Every software engineer has two phases 👇 Phase 1: Copy-paste from Stack Overflow, pray it works, and don’t touch it again 😅 Phase 2: You become the one writing answers, reviewing code, and mentoring others 🤝 Today’s AI tools—ChatGPT, Claude, DeepSeek, Gemini—feel like the “sensei” guiding you through that journey. But remember… they don’t replace experience—they accelerate it. At the end of the day, debugging, understanding systems, and writing clean code… that’s still on you. Use the tools. Learn faster. But aim to become the developer others rely on. 🚀 #Developers #Programming #SoftwareEngineering #StackOverflow #AI #Coding #DevLife
sorry can't agree with this every sw-dev experiences this. it is individual and depends how someone started to learn coding.Phase 1: this i've heard so many times...it's junior level...who use this...well not for me in the past..i've read the comments, tried to understand teh predicted code solution, searched on the net why this works this way and that way...not everyone is just copy & paste it...just because the solution hit 30+ on stackoverflowPhase 2: if this is the situation one does its work in a company...try to find another one where communication and a better project-workflow is available. This should become clear after working within the team after Phase 1 is mastered. Otherwise you're stack in Phase1.:)

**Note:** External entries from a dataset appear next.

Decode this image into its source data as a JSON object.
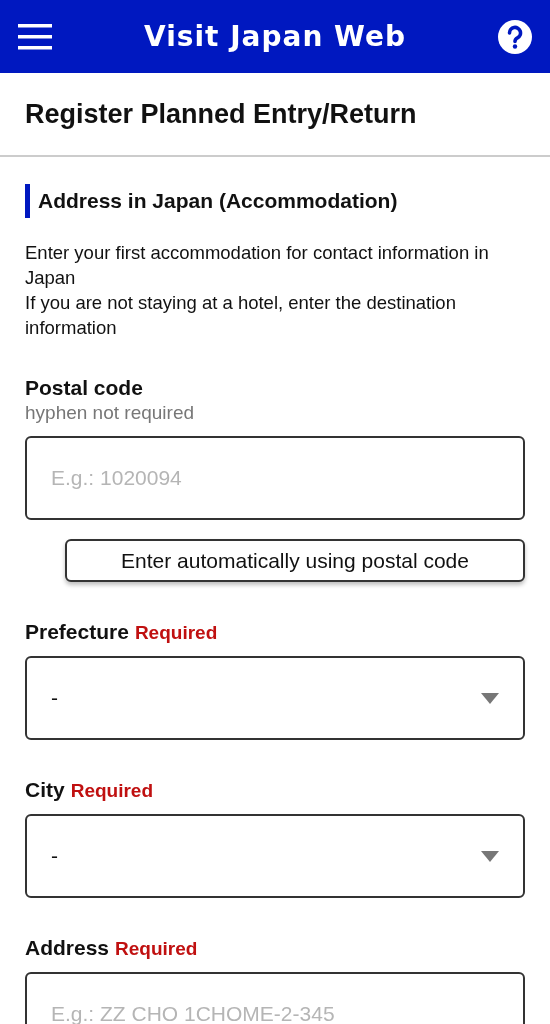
{
  "header": {
    "title": "Visit Japan Web"
  },
  "page_title": "Register Planned Entry/Return",
  "section": {
    "heading": "Address in Japan (Accommodation)",
    "description": [
      "Enter your first accommodation for contact information in Japan",
      "If you are not staying at a hotel, enter the destination information"
    ]
  },
  "fields": [
    {
      "kind": "text",
      "label": "Postal code",
      "hint": "hyphen not required",
      "placeholder": "E.g.: 1020094",
      "button": "Enter automatically using postal code"
    },
    {
      "kind": "select",
      "label": "Prefecture",
      "required": "Required",
      "value": "-"
    },
    {
      "kind": "select",
      "label": "City",
      "required": "Required",
      "value": "-"
    },
    {
      "kind": "text",
      "label": "Address",
      "required": "Required",
      "placeholder": "E.g.: ZZ CHO 1CHOME-2-345"
    }
  ]
}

Totally valid perspective — and honestly, the way you described your Phase 1 (reading comments, understanding the why, researching how it works) is just a more disciplined version of the same learning curve. The post simplifies it for reach, not accuracy. In reality, the spectrum is wide — some developers start with bootcamps, some with CS degrees, some self-taught through trial and error. The throughline is that growth looks different for everyone. The broader message I was going for: AI tools are accelerators, not replacements for real understanding — which sounds like something you already figured out early on.